Hello Kicksecure Community,
I have been researching tmpfs and optimal ways to mount places to it in my Kicksecure morph install without conflicting with anything like grub-live
, systemd-fstab-generator
, and swap-file-creator
.
What lead me down this rabit hole was how someone in a “group chat” mentioned how they mounted their /tmp and their /.cache directories to tmpfs essentially making them in volatile memory given they don’t swap.
I dont believe I did it correctly which is leading me to ask here. While some of this might or might not be Kicksecure specific see fstab-vm
bellow, I felt this would be a good place to ask since it seems like alot of security researchers and people that know better about linux are here. Who knows maybe this might help someone else or start a wiki entry about this topic.
Alrighty then, I first noticed a error message at boot which I thought at the time was a related conflict to booting into “Live Mode” but I tested that theory my booting normally and it showed both ways.
journalctl -b -p err | head -n 3
May 04 21:26:43 laptop systemd-fstab-generator[394]: Failed to create unit file '/run/systemd/generator/-.mount', as it already exists. Duplicate entry in '/etc/fstab'?
May 04 21:26:43 laptop systemd-fstab-generator[394]: Failed to create unit file '/run/systemd/generator/tmp.mount', as it already exists. Duplicate entry in '/etc/fstab'?
May 04 21:26:43 laptop (sd-execut[390]: /usr/lib/systemd/system-generators/systemd-fstab-generator failed with exit status 1.
cat /etc/fstab
# /etc/fstab: static file system information.
#
# Use 'blkid' to print the universally unique identifier for a device; this may
# be used with UUID= as a more robust way to name devices that works even if
# disks are added and removed.

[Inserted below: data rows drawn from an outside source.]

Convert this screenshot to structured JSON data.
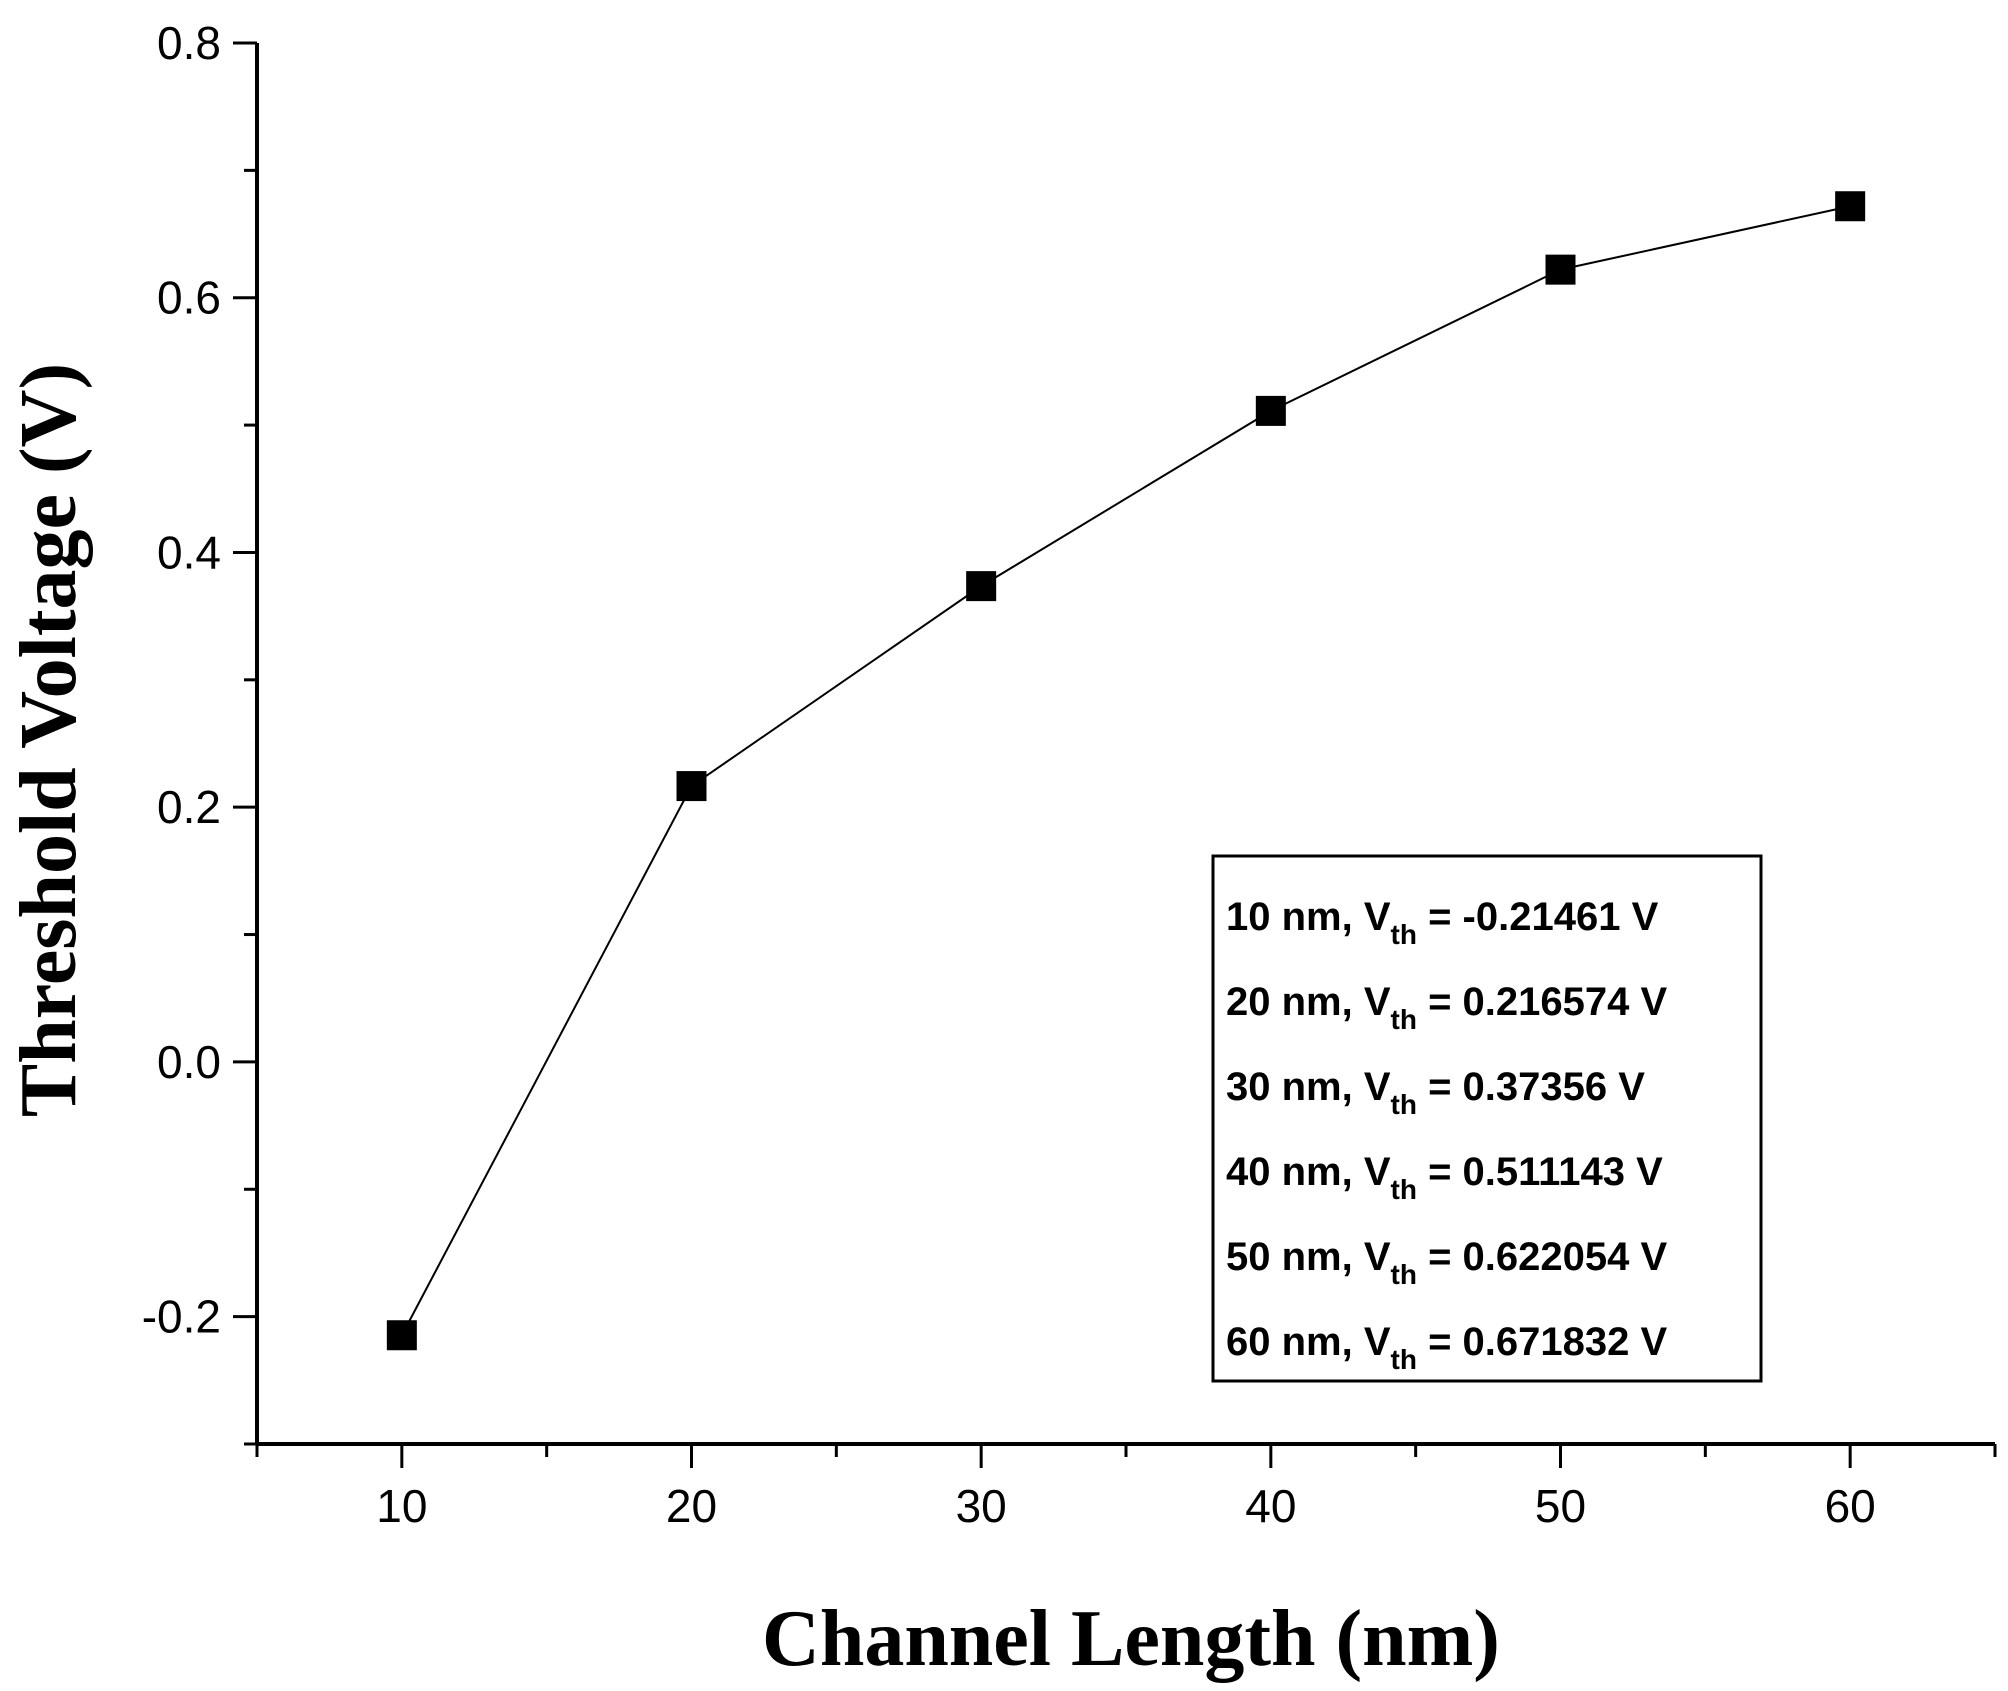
{
  "chart_data": {
    "type": "line",
    "xlabel": "Channel Length (nm)",
    "ylabel": "Threshold Voltage (V)",
    "xlim": [
      5,
      65
    ],
    "ylim": [
      -0.3,
      0.8
    ],
    "x_ticks": [
      10,
      20,
      30,
      40,
      50,
      60
    ],
    "x_tick_labels": [
      "10",
      "20",
      "30",
      "40",
      "50",
      "60"
    ],
    "y_ticks": [
      -0.2,
      0.0,
      0.2,
      0.4,
      0.6,
      0.8
    ],
    "y_tick_labels": [
      "-0.2",
      "0.0",
      "0.2",
      "0.4",
      "0.6",
      "0.8"
    ],
    "grid": false,
    "marker": "square",
    "color": "#000000",
    "series": [
      {
        "x": [
          10,
          20,
          30,
          40,
          50,
          60
        ],
        "y": [
          -0.21461,
          0.216574,
          0.37356,
          0.511143,
          0.622054,
          0.671832
        ]
      }
    ],
    "annotation_placement": "bottom-right",
    "annotations": [
      {
        "prefix": "10 nm, V",
        "sub": "th",
        "suffix": " = -0.21461 V"
      },
      {
        "prefix": "20 nm, V",
        "sub": "th",
        "suffix": " = 0.216574 V"
      },
      {
        "prefix": "30 nm, V",
        "sub": "th",
        "suffix": " = 0.37356 V"
      },
      {
        "prefix": "40 nm, V",
        "sub": "th",
        "suffix": " = 0.511143 V"
      },
      {
        "prefix": "50 nm, V",
        "sub": "th",
        "suffix": " = 0.622054 V"
      },
      {
        "prefix": "60 nm, V",
        "sub": "th",
        "suffix": " = 0.671832 V"
      }
    ]
  }
}
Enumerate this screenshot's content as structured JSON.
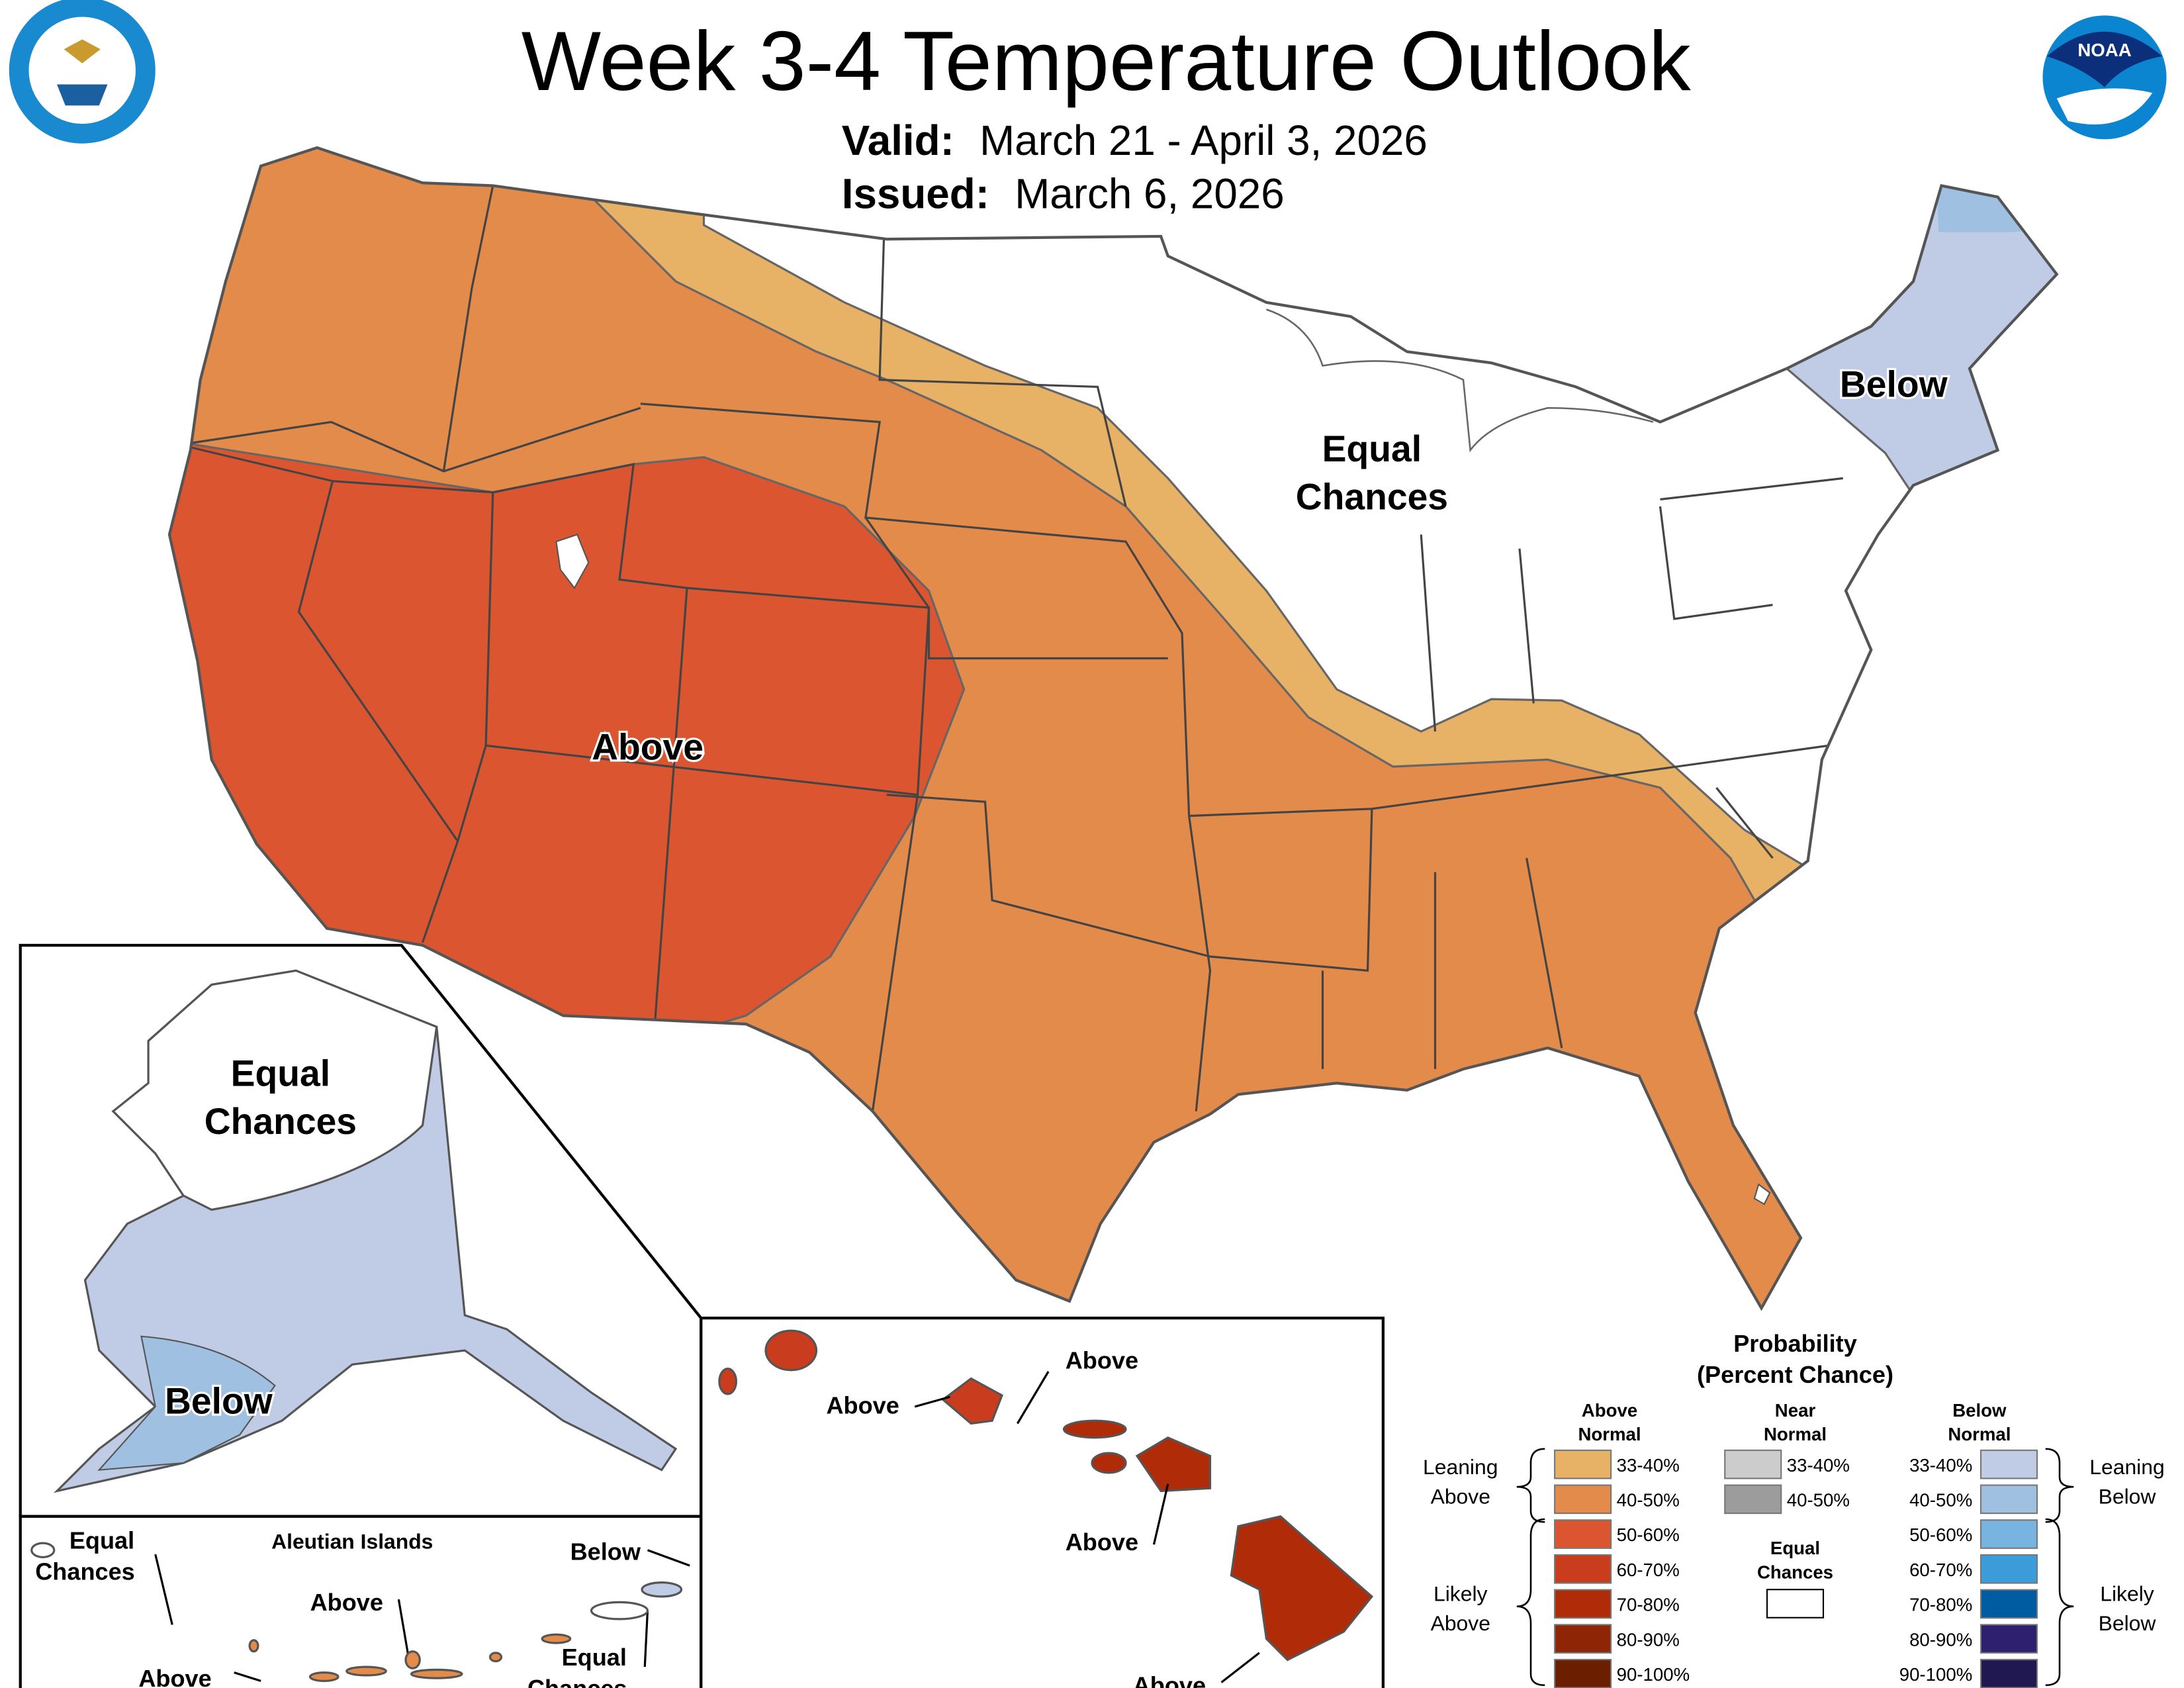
{
  "title": "Week 3-4 Temperature Outlook",
  "valid_label": "Valid:",
  "valid_value": "March 21 - April 3, 2026",
  "issued_label": "Issued:",
  "issued_value": "March 6, 2026",
  "logos": {
    "left": "department-of-commerce-seal",
    "right": "noaa-logo",
    "noaa_text": "NOAA"
  },
  "map_labels": {
    "conus_above": "Above",
    "conus_equal_1": "Equal",
    "conus_equal_2": "Chances",
    "conus_below": "Below",
    "alaska_equal_1": "Equal",
    "alaska_equal_2": "Chances",
    "alaska_below": "Below",
    "aleutian_title": "Aleutian Islands",
    "aleutian_equal_w1": "Equal",
    "aleutian_equal_w2": "Chances",
    "aleutian_above_1": "Above",
    "aleutian_above_2": "Above",
    "aleutian_below": "Below",
    "aleutian_equal_e1": "Equal",
    "aleutian_equal_e2": "Chances",
    "hawaii_above_1": "Above",
    "hawaii_above_2": "Above",
    "hawaii_above_3": "Above",
    "hawaii_above_4": "Above"
  },
  "colors": {
    "above_33_40": "#e8b266",
    "above_40_50": "#e38b4b",
    "above_50_60": "#db5630",
    "below_33_40": "#c0cce6",
    "below_40_50": "#9fc0e0",
    "border": "#555555"
  },
  "legend": {
    "title_1": "Probability",
    "title_2": "(Percent Chance)",
    "above_header_1": "Above",
    "above_header_2": "Normal",
    "near_header_1": "Near",
    "near_header_2": "Normal",
    "below_header_1": "Below",
    "below_header_2": "Normal",
    "leaning_above_1": "Leaning",
    "leaning_above_2": "Above",
    "likely_above_1": "Likely",
    "likely_above_2": "Above",
    "leaning_below_1": "Leaning",
    "leaning_below_2": "Below",
    "likely_below_1": "Likely",
    "likely_below_2": "Below",
    "equal_1": "Equal",
    "equal_2": "Chances",
    "above": [
      {
        "range": "33-40%",
        "color": "#e8b266"
      },
      {
        "range": "40-50%",
        "color": "#e38b4b"
      },
      {
        "range": "50-60%",
        "color": "#db5630"
      },
      {
        "range": "60-70%",
        "color": "#c93c1e"
      },
      {
        "range": "70-80%",
        "color": "#b02b08"
      },
      {
        "range": "80-90%",
        "color": "#8e2504"
      },
      {
        "range": "90-100%",
        "color": "#6b1e00"
      }
    ],
    "near": [
      {
        "range": "33-40%",
        "color": "#cccccc"
      },
      {
        "range": "40-50%",
        "color": "#9c9c9c"
      }
    ],
    "below": [
      {
        "range": "33-40%",
        "color": "#c0cce6"
      },
      {
        "range": "40-50%",
        "color": "#9fc0e0"
      },
      {
        "range": "50-60%",
        "color": "#78b4e0"
      },
      {
        "range": "60-70%",
        "color": "#3c9cda"
      },
      {
        "range": "70-80%",
        "color": "#005ca0"
      },
      {
        "range": "80-90%",
        "color": "#2e206e"
      },
      {
        "range": "90-100%",
        "color": "#201850"
      }
    ]
  }
}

See fstab(5).
#
# <file system> <mount point> <type> <options> <dump> <pass>
UUID=7908-0C4D /boot/efi vfat defaults,noatime 0 2
/dev/mapper/luks-90aa4338-82d9-4f48-97f1-ad86a6dfc4bf / ext4 defaults,noatime,discard 0 1
/dev/mapper/luks-a3e63f9c-a3bb-4414-b1c4-f08ade4ca71d swap swap defaults,noatime,discard 0 0
tmpfs /tmp tmpfs defaults,noatime,mode=1777 0 0
# .cache
tmpfs /home/user/.cache tmpfs defaults,noatime,mode=1777 0 0
overlay / overlay rw 0 0
tmpfs /tmp tmpfs nosuid,nodev 0 0
- Whats better?
Is the duplicate entry line better for /tmp to tmpfs in /etc/fstab
tmpfs /tmp tmpfs defaults,noatime,mode=1777 0 0
I distro morphed this install so I’m not sure what came with debian and what came with kicksecure.
Looking at fstab-vm file in the security-misc
repository made me look into if that this the incorrect way to mount and confusion?
Looking at line #23 doesn’t seem right in formatting and why use bind in conjunction wouldn’t that not align with creating a new tmpfs instance?
tmpfs /tmp tmpfs defaults,nosuid,nodev,noexec 0 0
- ~/.cache mounted to tmpfs
What is better for mounting user cache to tmpfs?
Is it or rather would it be better to just mount /tmp to tmpfs then symlink ~/.cache to /temp
sudo mount -t tmpfs -o defaults,nosuid,nodev,noexec tmpfs /tmp && ln -s /tmp/.cache ~/.cache
Or should setting the XDG_CACHE_HOME
variable to /tmp/$USER/.cache be better?
export XDG_CACHE_HOME="/tmp/$USER/.cache"
However don’t most apps not always respect the xdg spec always?
- Can I have my cake and eat it too?
Can I have both the /tmp to /tmpfs and XDG_CACHE_HOME set without issue or is it unnecessary?
- Issues related to “Live Mode” and encrypted swap with tmpfs mounts?
Is there any issue/bottleneck/conflicts with mounting .cache and /tmp to tmpfs with grub-live
implementation?
If I or another user have these mount points is there gonna be existing issue when the times I might boot into “Live Mode”?